The big questions…. First, why wasn’t Dr. Bourla (a veterinarian so he/she/ze/they knows a lot about ivermectin!) smart enough to never take a COVID-19 test that could call into question his/her/zir/their company’s product? Second, assuming that such a test was somehow unavoidable, why disclose the reason for taking a week off? Why not simply say “I prefer not to work for the next five days?” Or “I have read so much about opioid addiction that I need to stay home and consume Pfizer’s own opioid for a week”?
Possibly in order to name-drop Paxlovid and reassure people that the drug is safe if he/she/ze/they is taking it him/her/zir/themself.
https://www.reuters.com/business/healthcare-pharmaceuticals/generic-drugmakers-sell-pfizers-paxlovid-25-or-less-low-income-countries-2022-05-12/ :
Pfizer sells Paxlovid to the U.S. government for about $530 for a five-day course.
The horrid horridness of all the horridity is horrifyingly horrid. Someone needs to do a new version of “The Scream” – with a mask!
I’m hesitant to call it a certainty, but it looks every day to me like Judith Persichilli was correct! And it’s not because I have any particular fealty or other interest in Persichilli, it’s just that she struck me as one of the very few people who was being honest from (almost) the beginning, and that’s worth something.
She began her career as an intensive care nurse and has a good sense, I think, about how airborne respiratory viral diseases with a diameter of approximately 0.3 microns go.
It’s really a crime that more people just didn’t listen to her from the beginning and save everyone a lot of time and money. But that’s not how ‘Muricans do things.
“I’m Definitely Going to Get It, We All Are.” – March 21, 2020
https://www.nj.com/coronavirus/2020/03/im-going-to-get-it-we-all-are-njs-top-health-official-says-as-she-leads-the-states-coronavirus-war.html
What I want to know is: “When are we going to start putting people who misled hundreds of millions and even billions of people in jail?” I think we should start doing that. Lacerate a couple of them really good and send them a message.
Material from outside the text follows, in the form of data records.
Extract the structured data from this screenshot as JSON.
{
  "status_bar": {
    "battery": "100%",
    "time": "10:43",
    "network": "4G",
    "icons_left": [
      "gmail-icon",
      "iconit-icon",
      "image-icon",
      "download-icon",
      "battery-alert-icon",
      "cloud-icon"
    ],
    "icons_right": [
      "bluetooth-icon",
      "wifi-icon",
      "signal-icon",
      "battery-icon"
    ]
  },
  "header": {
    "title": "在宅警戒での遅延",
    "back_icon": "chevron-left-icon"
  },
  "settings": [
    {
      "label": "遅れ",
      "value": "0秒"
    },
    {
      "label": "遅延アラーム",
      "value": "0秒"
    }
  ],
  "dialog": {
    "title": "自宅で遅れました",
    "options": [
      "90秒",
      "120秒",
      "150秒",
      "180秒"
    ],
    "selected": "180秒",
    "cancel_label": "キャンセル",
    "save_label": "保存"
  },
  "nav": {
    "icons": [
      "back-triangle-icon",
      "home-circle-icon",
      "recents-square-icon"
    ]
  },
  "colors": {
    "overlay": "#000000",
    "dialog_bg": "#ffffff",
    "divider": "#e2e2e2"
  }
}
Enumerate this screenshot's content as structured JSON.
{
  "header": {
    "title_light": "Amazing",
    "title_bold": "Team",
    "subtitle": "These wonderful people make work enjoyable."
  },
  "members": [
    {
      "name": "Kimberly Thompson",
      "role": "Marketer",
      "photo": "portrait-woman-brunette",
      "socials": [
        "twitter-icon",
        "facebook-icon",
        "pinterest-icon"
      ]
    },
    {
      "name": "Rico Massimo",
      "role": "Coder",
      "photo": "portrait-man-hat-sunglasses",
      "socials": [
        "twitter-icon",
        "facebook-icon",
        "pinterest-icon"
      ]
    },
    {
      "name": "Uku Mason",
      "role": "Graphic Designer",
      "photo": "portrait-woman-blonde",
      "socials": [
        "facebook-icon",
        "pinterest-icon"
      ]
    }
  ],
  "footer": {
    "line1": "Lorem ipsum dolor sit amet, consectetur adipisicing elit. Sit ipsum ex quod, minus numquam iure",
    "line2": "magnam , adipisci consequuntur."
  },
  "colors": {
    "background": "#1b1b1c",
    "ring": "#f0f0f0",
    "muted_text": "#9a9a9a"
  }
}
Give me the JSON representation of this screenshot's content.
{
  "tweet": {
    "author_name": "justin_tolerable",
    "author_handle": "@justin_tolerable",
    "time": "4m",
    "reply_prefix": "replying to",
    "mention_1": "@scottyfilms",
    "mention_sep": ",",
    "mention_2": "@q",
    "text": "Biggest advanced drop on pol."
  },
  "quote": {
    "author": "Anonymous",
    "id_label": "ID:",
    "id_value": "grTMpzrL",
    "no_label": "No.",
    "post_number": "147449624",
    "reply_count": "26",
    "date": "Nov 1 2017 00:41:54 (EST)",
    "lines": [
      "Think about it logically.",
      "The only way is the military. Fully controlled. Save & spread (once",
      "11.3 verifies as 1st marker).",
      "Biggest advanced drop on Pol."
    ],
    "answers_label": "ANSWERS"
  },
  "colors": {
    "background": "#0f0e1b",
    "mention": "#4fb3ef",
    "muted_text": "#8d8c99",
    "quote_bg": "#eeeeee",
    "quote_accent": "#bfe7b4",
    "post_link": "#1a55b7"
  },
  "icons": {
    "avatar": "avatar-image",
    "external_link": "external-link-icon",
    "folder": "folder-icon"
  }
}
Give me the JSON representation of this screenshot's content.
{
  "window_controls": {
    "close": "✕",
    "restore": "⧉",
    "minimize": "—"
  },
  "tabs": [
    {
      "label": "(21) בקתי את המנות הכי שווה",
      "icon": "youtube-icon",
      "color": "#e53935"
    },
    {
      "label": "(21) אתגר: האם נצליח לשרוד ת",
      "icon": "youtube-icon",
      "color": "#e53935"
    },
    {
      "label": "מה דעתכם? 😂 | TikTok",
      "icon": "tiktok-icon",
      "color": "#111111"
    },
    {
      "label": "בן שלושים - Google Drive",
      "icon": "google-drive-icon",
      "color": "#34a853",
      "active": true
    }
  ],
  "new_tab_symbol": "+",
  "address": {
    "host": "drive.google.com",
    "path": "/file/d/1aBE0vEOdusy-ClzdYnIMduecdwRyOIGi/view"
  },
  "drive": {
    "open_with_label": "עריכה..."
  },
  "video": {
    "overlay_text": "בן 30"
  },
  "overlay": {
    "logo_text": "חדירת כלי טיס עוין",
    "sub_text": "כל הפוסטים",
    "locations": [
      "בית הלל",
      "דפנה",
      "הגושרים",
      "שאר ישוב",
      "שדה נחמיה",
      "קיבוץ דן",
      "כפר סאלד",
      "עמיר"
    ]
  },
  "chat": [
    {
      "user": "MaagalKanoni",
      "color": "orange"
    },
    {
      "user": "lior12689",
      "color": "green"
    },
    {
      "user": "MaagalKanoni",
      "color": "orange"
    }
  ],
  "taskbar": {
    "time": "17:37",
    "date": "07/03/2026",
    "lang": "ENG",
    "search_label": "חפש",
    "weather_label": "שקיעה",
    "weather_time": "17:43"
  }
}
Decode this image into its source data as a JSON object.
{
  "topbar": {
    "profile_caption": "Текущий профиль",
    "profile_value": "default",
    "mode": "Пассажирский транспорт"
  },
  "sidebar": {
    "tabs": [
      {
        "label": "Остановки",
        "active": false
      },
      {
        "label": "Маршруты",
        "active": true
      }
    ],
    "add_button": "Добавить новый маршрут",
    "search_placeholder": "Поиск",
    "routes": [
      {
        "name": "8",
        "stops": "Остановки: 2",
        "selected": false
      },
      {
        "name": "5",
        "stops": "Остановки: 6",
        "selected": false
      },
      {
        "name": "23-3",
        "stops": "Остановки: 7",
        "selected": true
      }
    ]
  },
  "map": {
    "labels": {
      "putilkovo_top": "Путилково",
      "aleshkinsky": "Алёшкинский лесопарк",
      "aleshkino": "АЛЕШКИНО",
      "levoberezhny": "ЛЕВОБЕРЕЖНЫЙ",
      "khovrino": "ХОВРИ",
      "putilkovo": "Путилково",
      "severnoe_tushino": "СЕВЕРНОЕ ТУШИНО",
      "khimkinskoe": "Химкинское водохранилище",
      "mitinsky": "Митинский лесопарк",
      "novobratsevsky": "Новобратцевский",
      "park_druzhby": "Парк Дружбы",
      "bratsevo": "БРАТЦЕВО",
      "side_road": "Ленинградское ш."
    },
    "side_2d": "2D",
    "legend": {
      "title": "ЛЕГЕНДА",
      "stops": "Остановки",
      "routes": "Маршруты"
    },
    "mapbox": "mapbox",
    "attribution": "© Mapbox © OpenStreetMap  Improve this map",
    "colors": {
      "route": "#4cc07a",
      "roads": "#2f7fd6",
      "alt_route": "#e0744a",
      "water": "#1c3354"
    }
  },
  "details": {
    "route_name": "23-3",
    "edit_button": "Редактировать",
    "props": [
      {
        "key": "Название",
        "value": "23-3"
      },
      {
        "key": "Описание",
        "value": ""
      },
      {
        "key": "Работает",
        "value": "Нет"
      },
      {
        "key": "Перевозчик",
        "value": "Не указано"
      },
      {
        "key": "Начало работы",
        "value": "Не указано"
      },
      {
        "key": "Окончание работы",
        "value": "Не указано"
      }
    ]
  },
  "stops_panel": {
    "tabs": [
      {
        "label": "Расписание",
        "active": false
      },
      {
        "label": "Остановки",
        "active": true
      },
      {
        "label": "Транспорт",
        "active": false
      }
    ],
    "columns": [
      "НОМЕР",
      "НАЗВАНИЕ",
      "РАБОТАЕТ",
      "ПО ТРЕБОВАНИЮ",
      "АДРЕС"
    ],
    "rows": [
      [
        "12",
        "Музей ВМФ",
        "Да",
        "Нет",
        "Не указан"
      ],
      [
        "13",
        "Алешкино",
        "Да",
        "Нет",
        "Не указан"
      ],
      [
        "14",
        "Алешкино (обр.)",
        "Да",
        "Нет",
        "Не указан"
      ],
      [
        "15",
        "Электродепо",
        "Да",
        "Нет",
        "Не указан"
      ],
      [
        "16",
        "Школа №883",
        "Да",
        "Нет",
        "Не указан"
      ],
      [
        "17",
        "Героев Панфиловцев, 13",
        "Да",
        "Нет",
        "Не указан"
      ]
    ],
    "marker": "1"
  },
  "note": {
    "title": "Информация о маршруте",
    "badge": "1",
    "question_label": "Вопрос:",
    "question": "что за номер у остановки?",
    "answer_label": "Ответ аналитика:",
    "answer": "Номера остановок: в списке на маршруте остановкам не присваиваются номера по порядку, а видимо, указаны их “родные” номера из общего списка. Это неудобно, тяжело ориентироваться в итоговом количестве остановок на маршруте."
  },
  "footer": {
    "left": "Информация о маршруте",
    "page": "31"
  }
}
When I say that, I should also note that at the very beginning of COVID-19, it was very well known to the Virus People Community who Kept Their Fucking Mouths Shut that the world had *never* developed a vaccine that was successful at preventing a coronavirus infection over the long term. And we still have not!
So why didn’t we just say that at the beginning instead of offering all the false hopes about “eradicating the virus” and “stopping the pandemic” and all the other attendant horses**t everyone has said since then?
So much courage! So much Truth! So much #Science! So much money! Everyone stand up and take a bow for Pfizer, Moderna, et. al.
I’m having a hard time figuring out who was the “Bad Guy.”
https://youtu.be/bMvHX-kh5VM?t=214
Philip, do you genuinely think these vaccines are useless, or are you just being sassy?
If being boosted reduces your chance of death by 90%+, and greatly reduces severe outcomes, but doesn’t prevent you from 18 hours of fever, would you consider that ineffective?
If we discovered that giving police bullet-proof vests reduced death by some large fraction, but still left them open to bruising and broken ribs from impact, would we consider that a waste?
Is there anything else in life where we say “If it saves lives, but doesn’t save 100% of the lives, it’s useless”?
Sensible people compare the risk (autoimmune, reproductive, myocarditis, etc.) versus the benefit (extremely SHORT TERM reduction of risk from “very small” to “even smaller”).
If you were asked to deliver a lecture on an apolitical topic (accounting?) at a respected university in a veru low-crime college town, would you wear a bulletproof vest to the occasion? Would you do so if the vest were produced by Takata and Pfizer and worked against obsolete forms of firearms (musket balls not modern bullets) and came with a nontrivial risk of exploding or giving you clotting disorders, myocarditis / pericarditis, autoimmune disorders, immune disorders, or just impotence?
In short, the burden of proof is on the vaccine makers, especially on completely novel mRNA technology that uses the human body to produce harmful poisons. Almost every week more studies come out about the short-term uselessness (and often counterproductive effects) and long-term harmfulness of these injections.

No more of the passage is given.